U.S. Sends Nuclear Bombers to Europe

Tom Z. Collina

The U.S. Air Force sent five nuclear-capable bombers to Europe in early June as President Barack Obama traveled to the region to reassure allies against the backdrop of Russia’s recent annexation of Crimea and separatist conflict in Ukraine.

All five bombers went to the air force base at Fairford in the United Kingdom. Two B-52 bombers from Barksdale Air Force Base in Louisiana and one from Minot Air Force Base in North Dakota arrived on June 4 for a two-week deployment, according to an Air Force press release. “Airmen will train and integrate with U.S. and allied military forces in the region,” the Air Force said, adding that the bombers did not carry live weapons.

Four days later, two B-2 bombers based at Whiteman Air Force Base in Missouri flew to Fairford as well, the Air Force said. As the most sophisticated U.S. bomber for penetrating enemy air defenses, the presence in Europe of nuclear-capable B-2s was reported by media outlets as possibly sending a pointed message to Moscow.

Official statements, however, said the motivation for the bomber deployment was to reassure officials in the United States and its allies. Adm.
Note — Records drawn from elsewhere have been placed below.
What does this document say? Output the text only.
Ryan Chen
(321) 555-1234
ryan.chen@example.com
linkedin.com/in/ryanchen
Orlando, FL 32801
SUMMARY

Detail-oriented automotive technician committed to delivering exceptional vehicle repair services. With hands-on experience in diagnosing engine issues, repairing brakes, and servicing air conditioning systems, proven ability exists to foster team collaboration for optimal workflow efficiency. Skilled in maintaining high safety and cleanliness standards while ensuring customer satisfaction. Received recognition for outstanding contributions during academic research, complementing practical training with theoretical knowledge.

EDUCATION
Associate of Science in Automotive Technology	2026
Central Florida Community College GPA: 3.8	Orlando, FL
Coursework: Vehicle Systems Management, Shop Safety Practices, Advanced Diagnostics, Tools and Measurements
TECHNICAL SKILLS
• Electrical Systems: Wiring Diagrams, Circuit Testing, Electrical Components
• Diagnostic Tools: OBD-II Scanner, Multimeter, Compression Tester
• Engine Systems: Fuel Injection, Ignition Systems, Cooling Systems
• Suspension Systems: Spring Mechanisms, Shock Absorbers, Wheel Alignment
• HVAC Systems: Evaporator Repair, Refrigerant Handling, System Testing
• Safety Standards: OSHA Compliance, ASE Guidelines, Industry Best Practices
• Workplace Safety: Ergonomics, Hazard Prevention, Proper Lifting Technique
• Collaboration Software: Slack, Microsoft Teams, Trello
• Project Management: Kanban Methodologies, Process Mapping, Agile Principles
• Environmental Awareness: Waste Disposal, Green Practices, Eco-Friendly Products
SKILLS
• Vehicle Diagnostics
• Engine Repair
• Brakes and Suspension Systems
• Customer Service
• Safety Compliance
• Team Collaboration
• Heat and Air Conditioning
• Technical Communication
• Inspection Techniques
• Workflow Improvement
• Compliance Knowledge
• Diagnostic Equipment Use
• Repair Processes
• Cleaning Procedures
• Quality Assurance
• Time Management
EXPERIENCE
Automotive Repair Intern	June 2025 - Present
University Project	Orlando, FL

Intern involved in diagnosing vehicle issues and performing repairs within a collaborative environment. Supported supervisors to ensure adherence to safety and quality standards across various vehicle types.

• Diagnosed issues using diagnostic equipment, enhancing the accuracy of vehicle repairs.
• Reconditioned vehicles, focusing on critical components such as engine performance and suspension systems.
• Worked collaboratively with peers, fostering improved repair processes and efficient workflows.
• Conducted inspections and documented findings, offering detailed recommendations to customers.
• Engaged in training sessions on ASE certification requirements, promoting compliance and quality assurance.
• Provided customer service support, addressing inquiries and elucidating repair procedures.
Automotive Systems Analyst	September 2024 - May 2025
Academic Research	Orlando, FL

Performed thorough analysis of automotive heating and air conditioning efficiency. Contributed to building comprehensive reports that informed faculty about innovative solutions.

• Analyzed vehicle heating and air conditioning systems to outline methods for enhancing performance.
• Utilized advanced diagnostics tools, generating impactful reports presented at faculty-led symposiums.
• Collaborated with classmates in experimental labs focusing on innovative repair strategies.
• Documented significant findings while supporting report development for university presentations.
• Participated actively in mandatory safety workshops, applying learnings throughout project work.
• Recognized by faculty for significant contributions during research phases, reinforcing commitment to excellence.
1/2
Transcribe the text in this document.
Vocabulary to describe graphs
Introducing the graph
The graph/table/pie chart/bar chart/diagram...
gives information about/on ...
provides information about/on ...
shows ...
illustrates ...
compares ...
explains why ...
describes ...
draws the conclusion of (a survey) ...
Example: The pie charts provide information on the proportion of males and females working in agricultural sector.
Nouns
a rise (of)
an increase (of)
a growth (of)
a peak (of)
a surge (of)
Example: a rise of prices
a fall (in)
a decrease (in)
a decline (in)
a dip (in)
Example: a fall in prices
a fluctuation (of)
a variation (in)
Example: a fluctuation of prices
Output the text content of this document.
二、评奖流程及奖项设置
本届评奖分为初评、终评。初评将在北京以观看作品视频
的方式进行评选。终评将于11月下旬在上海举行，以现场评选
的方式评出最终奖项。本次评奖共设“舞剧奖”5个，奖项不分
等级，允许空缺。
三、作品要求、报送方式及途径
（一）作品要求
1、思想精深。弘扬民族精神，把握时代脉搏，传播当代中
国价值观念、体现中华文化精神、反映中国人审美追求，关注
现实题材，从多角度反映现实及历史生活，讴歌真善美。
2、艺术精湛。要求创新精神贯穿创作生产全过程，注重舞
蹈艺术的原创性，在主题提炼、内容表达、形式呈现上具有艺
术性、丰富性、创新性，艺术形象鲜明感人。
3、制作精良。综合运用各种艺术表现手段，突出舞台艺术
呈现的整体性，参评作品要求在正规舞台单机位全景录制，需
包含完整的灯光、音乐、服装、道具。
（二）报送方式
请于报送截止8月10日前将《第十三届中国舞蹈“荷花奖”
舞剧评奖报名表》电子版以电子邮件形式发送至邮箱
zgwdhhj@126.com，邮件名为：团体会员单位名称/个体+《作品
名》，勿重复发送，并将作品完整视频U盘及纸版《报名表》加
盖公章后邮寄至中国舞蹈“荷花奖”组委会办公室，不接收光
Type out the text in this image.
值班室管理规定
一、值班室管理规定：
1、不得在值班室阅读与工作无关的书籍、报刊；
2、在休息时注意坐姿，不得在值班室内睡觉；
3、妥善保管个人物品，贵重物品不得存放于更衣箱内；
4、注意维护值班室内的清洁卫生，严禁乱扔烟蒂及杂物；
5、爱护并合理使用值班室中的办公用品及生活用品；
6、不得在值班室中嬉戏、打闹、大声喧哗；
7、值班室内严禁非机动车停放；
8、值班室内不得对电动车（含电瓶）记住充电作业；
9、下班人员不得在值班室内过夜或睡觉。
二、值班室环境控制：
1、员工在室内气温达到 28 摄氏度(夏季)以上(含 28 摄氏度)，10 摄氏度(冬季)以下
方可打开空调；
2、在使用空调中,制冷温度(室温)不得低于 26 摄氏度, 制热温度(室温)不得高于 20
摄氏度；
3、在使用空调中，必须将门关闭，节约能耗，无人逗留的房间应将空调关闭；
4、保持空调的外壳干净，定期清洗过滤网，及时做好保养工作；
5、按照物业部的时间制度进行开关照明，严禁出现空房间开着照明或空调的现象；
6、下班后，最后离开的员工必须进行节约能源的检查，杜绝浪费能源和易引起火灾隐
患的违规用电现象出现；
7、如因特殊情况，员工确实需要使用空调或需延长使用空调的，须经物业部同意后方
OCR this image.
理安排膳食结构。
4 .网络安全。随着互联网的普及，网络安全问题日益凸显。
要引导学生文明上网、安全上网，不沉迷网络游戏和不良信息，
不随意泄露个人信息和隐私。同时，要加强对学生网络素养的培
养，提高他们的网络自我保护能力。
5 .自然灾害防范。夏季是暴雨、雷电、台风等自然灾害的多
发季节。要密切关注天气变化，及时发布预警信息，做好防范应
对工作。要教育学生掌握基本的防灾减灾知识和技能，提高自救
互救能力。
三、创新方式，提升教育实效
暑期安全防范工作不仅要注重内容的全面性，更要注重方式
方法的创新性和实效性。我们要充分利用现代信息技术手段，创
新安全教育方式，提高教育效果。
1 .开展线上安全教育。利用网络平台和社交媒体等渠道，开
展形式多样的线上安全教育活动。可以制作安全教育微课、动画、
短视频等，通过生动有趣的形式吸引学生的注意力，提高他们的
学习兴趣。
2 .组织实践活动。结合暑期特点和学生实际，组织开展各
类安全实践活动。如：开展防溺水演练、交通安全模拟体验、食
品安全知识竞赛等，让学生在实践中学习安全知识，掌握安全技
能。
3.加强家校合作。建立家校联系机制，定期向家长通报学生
Cecil Haney, the head of U.S. Strategic Command, said in a June 8 press release that the “training and integration of strategic forces demonstrates to our nation’s leaders and our allies that we have the right mix of aircraft and expertise to respond to a variety of potential threats and situations.”

The United States stations about 180 B61 gravity bombs at military bases in Belgium, Germany, Italy, the Netherlands, and Turkey to be delivered by short-range fighter jets.

During his four-day trip to Europe, which began June 4, Obama announced new measures intended to bolster security in central and eastern Europe in response to Russia’s intervention in Ukraine.

Obama announced that he would ask Congress for $1 billion for his European Reassurance Initiative, which would temporarily increase the U.S. troop presence in eastern Europe and send U.S. Navy ships to the Baltic and Black seas more often. The plan also would provide aid to Ukraine and two other former Soviet republics, Georgia and Moldova.

Some Republican members of Congress have called on the administration to counter Moscow’s actions by accelerating U.S. plans to deploy medium-range missile defense interceptors in Poland under the European Phased Adaptive Approach, as the Obama administration’s missile defense policy in Europe is formally known.

But Adm. James Winnefeld, vice chairman of the Joint Chiefs of Staff, reiterated the administration’s position that the missile deployments are not directed at Russia. “[T]he missile that we’re putting in the ground [in Poland] is certainly not capable of hitting an [intercontinental ballistic missile] coming from Russia, and it really is oriented towards Iran,” Winnefeld said at a May 28 event at the Atlantic Council.

“[W]e’re hopeful that Russia someday will wake up and realize that we are not designing this system to counter their ballistic missile threat,” he said.